Did you know? (Ag facts):

  • Iowa ranks 12th is milk production in the United States.
  • The average cow produces 21,309 pounds of milk.
  • Des Moines, Iowa consumes the most milk of any city in the United States.
  • Cows produce about 8 gallons of milk a day, and drink about a bathtub’s worth of water in a day!

Extension Activities:

  • Language Arts:
    • Read the book Click Clack Moo (available in IALF’s Lending Library). Compare and contrast the fiction and nonfiction texts, and write a second letter like they think a cow would write (if cows could write).
  • Science/21st Century Skills/Listening Skills:
    • Video chat with a dairy farmer at their dairy.

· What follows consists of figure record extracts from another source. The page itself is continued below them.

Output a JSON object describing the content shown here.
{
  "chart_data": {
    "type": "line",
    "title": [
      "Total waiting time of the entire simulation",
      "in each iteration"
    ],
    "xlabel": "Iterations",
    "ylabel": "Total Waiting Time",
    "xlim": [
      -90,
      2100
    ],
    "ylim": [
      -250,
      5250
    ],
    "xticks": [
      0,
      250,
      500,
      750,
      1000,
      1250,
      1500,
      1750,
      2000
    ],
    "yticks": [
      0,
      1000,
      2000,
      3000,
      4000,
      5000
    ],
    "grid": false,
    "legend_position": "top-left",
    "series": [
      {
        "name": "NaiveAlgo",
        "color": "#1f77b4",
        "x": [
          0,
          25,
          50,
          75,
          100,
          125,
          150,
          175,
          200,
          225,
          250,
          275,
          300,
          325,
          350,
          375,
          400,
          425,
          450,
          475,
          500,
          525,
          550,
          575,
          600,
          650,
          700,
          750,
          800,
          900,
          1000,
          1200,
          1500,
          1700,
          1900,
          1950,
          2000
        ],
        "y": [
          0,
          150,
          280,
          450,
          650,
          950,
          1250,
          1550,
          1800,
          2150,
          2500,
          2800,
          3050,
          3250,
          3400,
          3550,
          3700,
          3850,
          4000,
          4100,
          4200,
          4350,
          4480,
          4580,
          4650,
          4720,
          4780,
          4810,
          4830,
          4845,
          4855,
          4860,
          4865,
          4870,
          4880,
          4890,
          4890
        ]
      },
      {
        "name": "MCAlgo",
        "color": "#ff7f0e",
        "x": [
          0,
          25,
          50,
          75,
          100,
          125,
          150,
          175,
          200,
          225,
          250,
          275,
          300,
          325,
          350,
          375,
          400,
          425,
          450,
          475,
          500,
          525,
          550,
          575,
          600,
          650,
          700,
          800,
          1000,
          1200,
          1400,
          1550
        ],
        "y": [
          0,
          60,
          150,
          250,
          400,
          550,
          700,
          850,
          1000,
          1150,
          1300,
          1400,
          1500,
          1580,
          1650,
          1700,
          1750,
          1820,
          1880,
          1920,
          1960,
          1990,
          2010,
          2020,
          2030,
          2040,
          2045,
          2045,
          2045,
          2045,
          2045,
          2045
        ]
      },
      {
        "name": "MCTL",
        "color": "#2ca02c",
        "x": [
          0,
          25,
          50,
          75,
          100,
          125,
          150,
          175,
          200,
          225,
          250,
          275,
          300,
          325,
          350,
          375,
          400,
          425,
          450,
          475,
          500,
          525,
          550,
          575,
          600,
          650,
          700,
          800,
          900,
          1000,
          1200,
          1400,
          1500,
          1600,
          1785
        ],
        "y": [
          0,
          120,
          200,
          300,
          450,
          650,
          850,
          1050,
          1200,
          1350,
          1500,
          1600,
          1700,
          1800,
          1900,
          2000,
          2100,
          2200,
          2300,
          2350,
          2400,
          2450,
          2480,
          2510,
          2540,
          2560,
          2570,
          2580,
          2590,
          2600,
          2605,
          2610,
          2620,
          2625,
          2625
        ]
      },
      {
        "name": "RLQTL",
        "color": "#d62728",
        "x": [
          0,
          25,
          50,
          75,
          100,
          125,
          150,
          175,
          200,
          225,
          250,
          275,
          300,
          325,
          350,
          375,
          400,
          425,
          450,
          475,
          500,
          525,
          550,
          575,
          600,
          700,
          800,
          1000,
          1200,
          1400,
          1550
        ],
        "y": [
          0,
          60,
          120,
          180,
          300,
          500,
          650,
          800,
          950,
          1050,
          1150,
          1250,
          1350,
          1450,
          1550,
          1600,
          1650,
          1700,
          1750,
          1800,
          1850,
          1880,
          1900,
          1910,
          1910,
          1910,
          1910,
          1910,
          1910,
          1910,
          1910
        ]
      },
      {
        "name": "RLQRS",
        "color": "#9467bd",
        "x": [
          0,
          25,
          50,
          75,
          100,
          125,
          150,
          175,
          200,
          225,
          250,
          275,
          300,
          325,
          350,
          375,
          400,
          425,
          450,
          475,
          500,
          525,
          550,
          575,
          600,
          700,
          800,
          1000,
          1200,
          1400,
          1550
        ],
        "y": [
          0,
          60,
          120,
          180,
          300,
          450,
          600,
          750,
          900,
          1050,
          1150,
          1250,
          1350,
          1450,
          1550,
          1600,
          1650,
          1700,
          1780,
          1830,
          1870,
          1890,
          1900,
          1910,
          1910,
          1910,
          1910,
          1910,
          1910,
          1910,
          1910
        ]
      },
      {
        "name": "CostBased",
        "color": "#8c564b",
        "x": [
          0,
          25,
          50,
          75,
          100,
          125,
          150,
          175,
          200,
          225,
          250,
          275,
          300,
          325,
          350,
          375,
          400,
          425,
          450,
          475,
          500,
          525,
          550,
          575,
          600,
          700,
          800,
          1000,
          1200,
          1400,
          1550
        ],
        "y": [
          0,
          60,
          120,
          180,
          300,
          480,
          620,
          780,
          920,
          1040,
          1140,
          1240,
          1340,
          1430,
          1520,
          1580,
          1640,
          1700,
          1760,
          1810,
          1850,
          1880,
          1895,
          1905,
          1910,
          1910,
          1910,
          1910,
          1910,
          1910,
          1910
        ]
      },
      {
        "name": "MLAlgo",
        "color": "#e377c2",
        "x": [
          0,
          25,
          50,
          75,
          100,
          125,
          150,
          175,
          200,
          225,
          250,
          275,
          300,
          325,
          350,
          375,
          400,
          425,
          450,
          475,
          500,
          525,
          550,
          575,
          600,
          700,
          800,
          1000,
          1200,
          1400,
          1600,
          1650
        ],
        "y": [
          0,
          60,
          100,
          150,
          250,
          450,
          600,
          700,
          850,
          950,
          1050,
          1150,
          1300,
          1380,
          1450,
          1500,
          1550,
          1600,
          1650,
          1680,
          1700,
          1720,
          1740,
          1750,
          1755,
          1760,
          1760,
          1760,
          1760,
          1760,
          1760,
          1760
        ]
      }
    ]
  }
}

Allow the farmer to show the students real cows and real dairy technology in real time! This could be the same farmer the letters were sent to. The FarmChat could be used to answer the students’ questions.

Sources/Credits:

Author:

Martina Taylor  

Organization Affiliation:

Holy Cross School

National Agriculture Literacy Outcomes:

  • Plants and Animals for Food, Fiber & Energy:
    • T3 K-2.a:  Identify healthy food options
  • Culture, Society, Economy & Geography:
    • T5 K-2.f. Trace the sources of agricultural products (plant or animal) used daily

Iowa Core Standards:

  • Science:
    • 2-LS-4: Make observations of plants and animals to compare the diversity of life in different habitats.
  • Language Arts:
    • RI.2.3: Describe the connection between a series of historical events, scientific ideas or concepts, or steps in technical procedures in a text.
    • W.2.2: Write informative/explanatory texts in which they introduce a topic, use facts and definitions to develop points, and provide a concluding statement or section.
  • 21st Century Skills:
    • 21.K-2.HL.1: Understand and use basic health concepts to enhance personal, family and community health.